Water produced by the future desalination plant in the Algarve will be almost equal to that lost in the supply, says Associação Zero.
The amount of water produced by the desalination plant planned for the Algarve is almost the same as that lost in the supply systems and does not guarantee the resilience of the region’s public supply, the environmental association Zero warned today.
Zero and Almargem – the Association for the Defense of the Cultural and Environmental Heritage of the Algarve – took a public stance on the project and expressed doubts that the new desalination plant would make an “effective contribution” to “guaranteeing the resilience of public supply” in the region.
The Algarve Seawater Desalination Plant (EDAMA) is to be built in Albufeira, with funding from the Recovery and Resilience Program (PRR), and the public consultation on the project’s Environmental Impact Study (EIA) ended on December 19.
In a statement, the associations considered that water losses in the Algarve’s supply systems are equivalent to what will be produced by EDAMA and expressed “great reservations about the real contribution of the project” to ensuring, in addition to the resilience of public supply, “water availability for current and future consumption”.

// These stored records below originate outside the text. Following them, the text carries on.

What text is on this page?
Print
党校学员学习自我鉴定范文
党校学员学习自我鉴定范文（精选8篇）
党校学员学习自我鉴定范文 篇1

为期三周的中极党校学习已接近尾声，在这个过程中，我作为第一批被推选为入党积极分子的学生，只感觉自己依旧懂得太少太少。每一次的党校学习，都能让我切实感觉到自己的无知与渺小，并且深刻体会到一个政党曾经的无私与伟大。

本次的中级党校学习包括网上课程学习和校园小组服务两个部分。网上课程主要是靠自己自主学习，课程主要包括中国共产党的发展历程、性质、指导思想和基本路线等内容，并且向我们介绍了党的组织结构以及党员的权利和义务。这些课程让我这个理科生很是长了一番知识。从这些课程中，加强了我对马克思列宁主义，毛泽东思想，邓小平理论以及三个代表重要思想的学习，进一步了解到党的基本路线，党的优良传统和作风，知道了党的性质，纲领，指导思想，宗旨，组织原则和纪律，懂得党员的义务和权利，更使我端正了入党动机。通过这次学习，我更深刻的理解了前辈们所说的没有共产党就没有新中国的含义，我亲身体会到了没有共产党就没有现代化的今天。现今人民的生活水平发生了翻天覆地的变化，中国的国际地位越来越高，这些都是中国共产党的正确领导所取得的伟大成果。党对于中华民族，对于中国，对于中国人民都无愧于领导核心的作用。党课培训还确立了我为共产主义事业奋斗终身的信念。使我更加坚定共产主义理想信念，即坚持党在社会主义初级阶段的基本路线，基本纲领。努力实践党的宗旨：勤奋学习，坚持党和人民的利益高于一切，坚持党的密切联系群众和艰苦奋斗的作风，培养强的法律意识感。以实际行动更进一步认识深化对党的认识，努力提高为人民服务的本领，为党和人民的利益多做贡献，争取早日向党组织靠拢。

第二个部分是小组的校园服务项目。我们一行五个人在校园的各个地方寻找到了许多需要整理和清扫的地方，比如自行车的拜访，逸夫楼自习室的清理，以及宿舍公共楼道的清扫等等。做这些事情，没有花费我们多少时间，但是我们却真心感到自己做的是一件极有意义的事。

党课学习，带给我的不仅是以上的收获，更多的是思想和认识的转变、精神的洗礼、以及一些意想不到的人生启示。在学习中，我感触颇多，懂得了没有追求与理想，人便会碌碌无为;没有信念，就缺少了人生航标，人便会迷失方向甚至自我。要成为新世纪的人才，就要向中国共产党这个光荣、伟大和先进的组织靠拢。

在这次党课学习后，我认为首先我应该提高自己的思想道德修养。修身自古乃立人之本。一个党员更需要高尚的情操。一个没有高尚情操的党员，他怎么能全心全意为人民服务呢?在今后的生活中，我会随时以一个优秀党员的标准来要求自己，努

“For these two associations, the documents under public consultation do not properly justify the need for the project,” said Zero and Almargem in their public position, to which the Lusa agency had access.
The documents under consideration in the EIA consultation “leave out” of the analysis the “current and future water needs for public supply”, and the “characterization of current sources, competing uses and foreseeable scenarios, taking into account the hierarchy of uses and the project’s contribution to meeting these needs”, they warned.
It also fails to establish the “impacts that the increase in water supply for the urban sector will have on other uses”, such as irrigated agriculture, as well as those that result “from the increase in the price of water, both for consumers and for the entities that manage the supply services operating in the region”, he added.
Zero and Almargem called for an in-depth assessment of the project, arguing that there are 19 entities in the Algarve responsible for supplying water – such as municipalities and municipal companies or service concessionaires – with “real losses in the distribution networks” of more than 13 million cubic meters (13 cubic hectometers), while the planned supply of desalinated water will be, “on average, 12.5 cubic hectometers per year”.
“This will jeopardize the achievement of the objective of strengthening the water resilience of the Algarve’s supply system and guaranteeing the current and future water needs of the public supply if there is no effective effort to increase the efficiency of the supply networks,” they said.
The associations also argued that, in addition to the desalination plant, the Algarve Regional Water Efficiency Plan (PREHA) provides for around 44 million euros of investment to rehabilitate 125 kilometers of low water supply network, “contributing to a reduction of two cubic hectometers in the demand for water in natural systems”, but this only represents “just over 15 percent of the system’s current real losses”.
They also criticized the lack of analysis of the costs that the production of desalinated water will have on the tariffs charged to end consumers and “the economic and financial balance of the entities that manage the supply services”, which could be “10 times higher than that of water produced in the traditional way” and “sharply increase tariffs”.
Zero and Almargem also expressed reservations about mitigating climate change, because the photovoltaic solar energy system planned to reduce the impact of the desalination plant “only covers 14 percent of the energy needed, with the rest coming from the public grid”, with the consequent increase in greenhouse gases.